Südtirol ist ein Transitland, das millionenfach durchquert wird, mit allen Folgen für Umwelt und Mensch. Zugleich wird mit Großprojekten wie BBT und Flughafen weiterhin eine Mobilität gefördert, die an den BürgerInnen und ihren Alltag weitgehend vorbei geht. Dahingegen gehört eine ausgeprägte und unterstützte Radmobilität zu jenen Kriterien, an denen die BürgerInnen ihre Lebensqualität messen. Die Stadt Bozen, die seit vielen Jahren von den Grünen mitregiert wird, ist wohl nicht von ungefähr eine jener Städte Italiens, die am meisten Radweg-km pro EinwohnerIn vorweisen können.

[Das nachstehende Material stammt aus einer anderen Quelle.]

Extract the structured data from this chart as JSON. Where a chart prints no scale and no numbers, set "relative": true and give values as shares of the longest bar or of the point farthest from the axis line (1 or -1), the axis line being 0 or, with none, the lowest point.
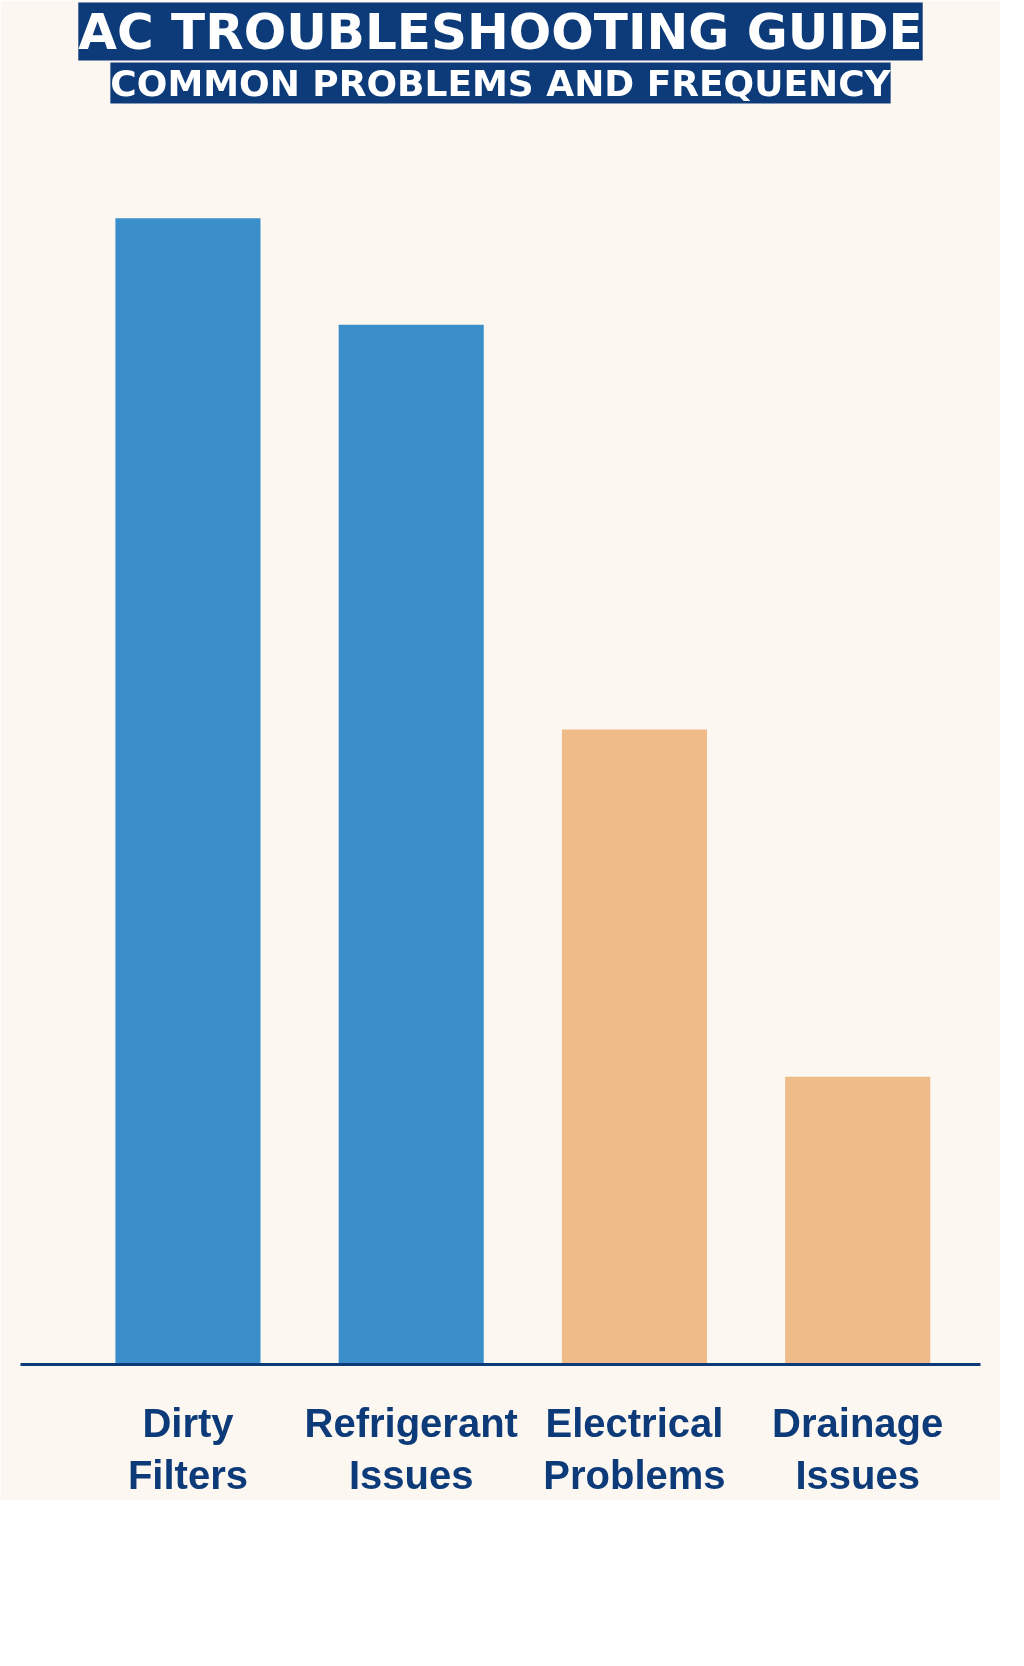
{
  "chart_data": {
    "type": "bar",
    "title": "AC TROUBLESHOOTING GUIDE",
    "subtitle": "COMMON PROBLEMS AND FREQUENCY",
    "relative": true,
    "categories": [
      "Dirty Filters",
      "Refrigerant Issues",
      "Electrical Problems",
      "Drainage Issues"
    ],
    "values": [
      1,
      0.907,
      0.554,
      0.251
    ],
    "colors": [
      "#3a8fcb",
      "#3a8fcb",
      "#efbb88",
      "#efbb88"
    ]
  }
}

  • Demokratie 1: Diese Seilschaften fördern wir!

Nicht Filz und Vetternwirtschaft bringen Südtirol weiter, sondern transparente Teamarbeit. Nicht Parteizugehörigkeit oder Anpassung sollen zählen, sondern Motivation, Glaubwürdigkeit und Leistung. Allzu lange haben klammheimliche Seil- und Freundschaften aus dem Dunstkreis der Mehrheitspartei zu vieles unter sich ausgeschnapst, künftig sollen Kompetenz und Leistung Vorrang haben.
Und wir brauchen Seilschaften der Solidarität, damit die Schwachen nicht auf der Strecke bleiben. Dafür stehen wir Grüne ein!

  • Demokratie 2: Diese Privilegien fördern wir!

 Die “Blitzstaatsbürgerschaft”, die eine besondere Kandidatin hingelegt hat, ist das x-te Zeichen dafür, dass in Südtirol nicht für alle die gleichen Regeln gelten. Wer in der richtigen Partei ist, wer Geld hat und /oder zählt, für den öffnen sich Wege, die anderen verschlossen bleiben. So hatte ein kleiner Kreis von Privilegierten bisher das Sagen. Wir Grüne finden hingegen, dass andere Privilegien gefördert gehörten. Daher das Bild des ganz gewöhnlichen Wasserhahns, der jedem/r BürgerIn zu einem günstigen Preis das kostbare Gut des Trinkwassers bietet. Denn Wasser, Luft, Landschaft, Boden sind die Gemeingüter, die wir Grünen weiterhin allen zugänglich halten möchten. Denn Gerechtigkeit und Demokratie sind die wahren Privilegien.

  • Außerdem: Wir schützen Südtirol.

Schließlich gibt es noch ein Plakat zu unserer Listenspitze und unserem Selbstverständnis. Wir haben dafür die Aussage „Wir schützen Südtirol“ gewählt, weil wir uns genau dazu berufen fühlen – entgegen allen Patrioten, die den Alleinanspruch für den Schutz unserer Heimat einfordern. Wir sind jene, die unser Land mit all seiner Vielfalt und seinen Möglichkeiten, aber auch seiner Verletzlichkeit wahrnehmen und immer genau dann unsere Stimme erheben, wenn es verteidigt werden muss.

Dahin gehen die grünen Versprechen für diese Landtagswahl 2013. Es braucht in diesem Sinne ein sauberes Land und eine gesunde Politik. Wir sind die GarantInnen dafür.